A.3.3. L‟ostéopontine (OPN) :

A.3.3.1. Présentation générale :

Cette protéine est probablement le membre de la famille des SIBLING le mieux étudié à ce jour et l‟une des protéines non collagénique les plus abondantes dans la matrice osseuse (Mark et al., 1987). Sa présence dans différents organes (l‟os, la dentine, les glandes mammaires, le rein, le cerveau, les ganglions de l‟oreille interne) et sa sécrétion par les cellules épithéliales dans de nombreux liquides biologiques (la bile, le sang, l‟urine, le lait et le liquide séminal) suggèrent qu‟elle est à la fois une molécule structurale, un facteur humoral et une cytokine (Nanci, 1999; Denhardt et al., 2001).

L‟OPN, aussi connu sous le nom de SPP1 est formée de 300 acides aminés, dont un motif RGDS qui est localisé au niveau de la moitié de sa séquence (Sodek et al., 2000). La conservation des séquences entre espèces suggère que l‟OPN est apparue très tôt durant l‟évolution. Dans l‟os, cette protéine est produite par les ostéoblastes, les ostéoclastes et les

ostéocytes (Dodds et al., 1995; Zohar et al., 1998; Sodek et al., 1995) ; on retrouve aussi l‟OPN dans le cartilage hypertrophique de la plaque de croissance (Landis et al., 2003). L‟OPN subit des modifications post-traductionnelles (phosphorylation, glycosylation, sulfation) ; les niveaux de ces dernières dépendant de l‟organe et du temps suivant la synthèse de l‟OPN. La phosphorylation module les fonctions ostéoblastiques et ostéoclastiques, affectant l‟efficacité d‟adhésion de différents types cellulaires (Saavedra, 1994; Lasa et al., 1997; Ashkar et al., 2000). Ainsi plusieurs études ont démontré que la PAL (« Phosphatase Alkaline») déphosphoryle l‟OPN, bloquant son activité inhibitrice sur la formation de l‟hydroxyapatite (HA) et sur la croissance (Boskey, 1995; Hunter et al., 1994; Jono et al., 2000). La sulfation quant à elle peut affecter la formation des nodules de minéralisation (Nagata et al., 1989).

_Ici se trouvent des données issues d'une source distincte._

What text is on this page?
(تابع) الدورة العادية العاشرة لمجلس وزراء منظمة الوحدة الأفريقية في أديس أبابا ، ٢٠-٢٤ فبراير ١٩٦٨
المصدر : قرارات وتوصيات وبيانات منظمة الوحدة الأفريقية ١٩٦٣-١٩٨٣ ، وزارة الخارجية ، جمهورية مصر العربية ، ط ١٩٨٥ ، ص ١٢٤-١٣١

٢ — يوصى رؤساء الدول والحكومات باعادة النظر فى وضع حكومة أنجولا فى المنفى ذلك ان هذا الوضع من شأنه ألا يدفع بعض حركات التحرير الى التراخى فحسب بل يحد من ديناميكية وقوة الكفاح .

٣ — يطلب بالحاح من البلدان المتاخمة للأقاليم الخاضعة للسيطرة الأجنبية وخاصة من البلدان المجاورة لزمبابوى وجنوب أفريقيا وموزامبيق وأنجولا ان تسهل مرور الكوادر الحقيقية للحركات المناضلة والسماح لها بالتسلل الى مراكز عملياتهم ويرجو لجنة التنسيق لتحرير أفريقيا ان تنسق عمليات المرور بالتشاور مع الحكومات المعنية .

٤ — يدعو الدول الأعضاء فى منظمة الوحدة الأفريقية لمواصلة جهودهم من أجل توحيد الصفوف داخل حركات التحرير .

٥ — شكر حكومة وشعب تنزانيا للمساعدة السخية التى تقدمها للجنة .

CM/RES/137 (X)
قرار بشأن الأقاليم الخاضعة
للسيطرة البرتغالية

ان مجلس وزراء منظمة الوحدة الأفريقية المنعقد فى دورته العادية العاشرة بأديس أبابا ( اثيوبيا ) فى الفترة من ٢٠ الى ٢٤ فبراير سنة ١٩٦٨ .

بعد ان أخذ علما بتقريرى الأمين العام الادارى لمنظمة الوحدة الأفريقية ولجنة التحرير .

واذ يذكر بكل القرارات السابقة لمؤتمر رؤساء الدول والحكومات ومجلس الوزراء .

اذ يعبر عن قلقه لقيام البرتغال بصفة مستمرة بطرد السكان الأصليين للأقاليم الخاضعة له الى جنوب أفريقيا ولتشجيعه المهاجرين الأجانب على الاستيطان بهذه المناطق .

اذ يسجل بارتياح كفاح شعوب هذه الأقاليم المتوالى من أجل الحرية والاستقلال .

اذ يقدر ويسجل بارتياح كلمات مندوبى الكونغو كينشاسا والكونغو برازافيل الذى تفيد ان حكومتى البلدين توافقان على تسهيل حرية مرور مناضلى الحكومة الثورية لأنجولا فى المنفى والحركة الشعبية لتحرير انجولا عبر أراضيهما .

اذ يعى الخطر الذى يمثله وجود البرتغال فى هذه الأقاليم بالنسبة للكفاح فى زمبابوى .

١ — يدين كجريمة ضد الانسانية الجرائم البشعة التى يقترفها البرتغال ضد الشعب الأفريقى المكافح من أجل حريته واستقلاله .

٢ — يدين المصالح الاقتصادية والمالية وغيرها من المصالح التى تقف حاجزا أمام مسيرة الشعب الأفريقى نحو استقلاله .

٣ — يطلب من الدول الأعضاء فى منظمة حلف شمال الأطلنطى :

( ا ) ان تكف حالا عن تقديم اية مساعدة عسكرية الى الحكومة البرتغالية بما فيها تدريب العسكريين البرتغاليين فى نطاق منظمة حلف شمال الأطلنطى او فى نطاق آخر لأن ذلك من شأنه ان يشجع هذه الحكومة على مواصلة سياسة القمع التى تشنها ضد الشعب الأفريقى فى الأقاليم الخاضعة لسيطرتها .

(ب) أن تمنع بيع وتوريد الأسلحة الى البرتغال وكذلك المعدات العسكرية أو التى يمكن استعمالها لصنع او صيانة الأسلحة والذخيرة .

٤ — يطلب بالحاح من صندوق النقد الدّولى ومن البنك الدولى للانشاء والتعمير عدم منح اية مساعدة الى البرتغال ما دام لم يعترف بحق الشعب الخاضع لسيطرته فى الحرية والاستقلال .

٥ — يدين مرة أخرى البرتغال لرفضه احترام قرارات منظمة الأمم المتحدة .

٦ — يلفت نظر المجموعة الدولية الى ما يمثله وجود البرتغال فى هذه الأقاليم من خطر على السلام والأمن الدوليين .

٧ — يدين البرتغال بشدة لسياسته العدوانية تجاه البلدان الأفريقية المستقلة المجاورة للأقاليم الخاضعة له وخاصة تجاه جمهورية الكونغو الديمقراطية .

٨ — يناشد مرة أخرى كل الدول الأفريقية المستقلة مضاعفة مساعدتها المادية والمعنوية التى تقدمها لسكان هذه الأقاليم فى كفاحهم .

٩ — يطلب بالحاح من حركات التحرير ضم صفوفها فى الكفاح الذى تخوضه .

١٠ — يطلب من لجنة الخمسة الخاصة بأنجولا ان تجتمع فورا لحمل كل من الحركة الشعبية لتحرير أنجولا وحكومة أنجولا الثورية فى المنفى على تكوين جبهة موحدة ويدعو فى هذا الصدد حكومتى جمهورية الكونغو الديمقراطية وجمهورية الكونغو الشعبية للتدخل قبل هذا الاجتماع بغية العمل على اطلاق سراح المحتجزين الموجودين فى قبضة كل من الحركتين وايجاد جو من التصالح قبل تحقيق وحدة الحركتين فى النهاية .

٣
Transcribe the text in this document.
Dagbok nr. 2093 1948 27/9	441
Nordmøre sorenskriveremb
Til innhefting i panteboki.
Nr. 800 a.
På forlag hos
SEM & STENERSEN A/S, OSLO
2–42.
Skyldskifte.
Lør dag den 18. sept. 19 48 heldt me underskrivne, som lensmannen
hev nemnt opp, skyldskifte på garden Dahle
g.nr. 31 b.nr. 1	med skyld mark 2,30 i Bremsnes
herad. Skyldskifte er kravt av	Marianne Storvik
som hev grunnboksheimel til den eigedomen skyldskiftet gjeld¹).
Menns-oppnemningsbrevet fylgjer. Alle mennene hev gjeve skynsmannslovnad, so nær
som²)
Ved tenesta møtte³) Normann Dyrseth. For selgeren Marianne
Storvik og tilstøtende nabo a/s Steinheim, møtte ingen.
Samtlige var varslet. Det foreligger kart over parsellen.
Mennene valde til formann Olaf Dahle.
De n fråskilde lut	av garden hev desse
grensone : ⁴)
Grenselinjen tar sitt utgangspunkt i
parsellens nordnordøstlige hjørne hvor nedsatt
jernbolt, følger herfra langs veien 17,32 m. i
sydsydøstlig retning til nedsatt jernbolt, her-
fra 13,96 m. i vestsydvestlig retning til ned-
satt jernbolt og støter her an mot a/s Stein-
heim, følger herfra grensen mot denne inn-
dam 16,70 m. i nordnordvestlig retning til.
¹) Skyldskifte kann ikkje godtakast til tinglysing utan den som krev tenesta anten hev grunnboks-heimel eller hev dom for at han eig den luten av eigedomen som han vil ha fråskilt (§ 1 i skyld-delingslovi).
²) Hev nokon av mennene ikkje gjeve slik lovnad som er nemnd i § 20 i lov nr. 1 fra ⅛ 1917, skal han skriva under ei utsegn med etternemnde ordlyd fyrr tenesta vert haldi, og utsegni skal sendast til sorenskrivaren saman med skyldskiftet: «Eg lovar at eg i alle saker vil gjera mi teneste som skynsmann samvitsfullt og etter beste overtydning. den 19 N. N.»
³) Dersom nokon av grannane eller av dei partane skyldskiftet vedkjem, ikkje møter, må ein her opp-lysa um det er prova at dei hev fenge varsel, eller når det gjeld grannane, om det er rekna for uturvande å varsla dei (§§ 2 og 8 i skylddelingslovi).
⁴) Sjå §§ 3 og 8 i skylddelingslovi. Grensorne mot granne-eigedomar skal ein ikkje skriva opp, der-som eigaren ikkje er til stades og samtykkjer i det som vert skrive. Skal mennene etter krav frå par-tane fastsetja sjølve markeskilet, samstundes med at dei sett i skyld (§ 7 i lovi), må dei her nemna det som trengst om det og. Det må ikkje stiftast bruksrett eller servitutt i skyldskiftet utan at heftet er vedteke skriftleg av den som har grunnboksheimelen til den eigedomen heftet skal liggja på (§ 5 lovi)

Toutefois, ces résultats ont essentiellement été obtenus in vitro et la signification physiologique des changements de modification post-traductionnelles de l‟OPN n‟est pas encore élucidée.

L‟OPN se lie d‟une manière covalente à la fibronectine, via une transglutamination, qui augmente sa liaison au collagène de type1 (Beninati et al., 1994; Kaartinen et al., 1999). L‟ostéocalcine (OCN) catalyse l‟action de cette transglutaminase, en bloquant le pontage de l‟OPN à la matrice (Kaartinen et al., 1999). Une autre propriété spécifique de l‟OPN, est la présence de 10 à 12 résidus d‟acide aspartique ; ce motif confère une haute charge négative localisée qui doit être importante pour la fixation de l‟OPN au minéral. Malgré l'absence d'un phénotype évident chez les souris déficientes en OPN, étant indétectable par les méthodes radiologiques et histologiques, l‟analyse FTIRM («Fourier Transform Infrared Microscopic Analysis») a révélé une quantité relative du minéral dans l‟os cortical et une maturité minérale significativement plus élevée chez les souris déficientes en OPN (Boskey et al., 2002). D‟autres études montrent que l‟absence d‟OPN entraine une diminution de 30 % de la résistance aux fractures, suggérant un rôle important de l‟OPN dans la prévention de la propagation des microfissures (Thurner et al., 2010).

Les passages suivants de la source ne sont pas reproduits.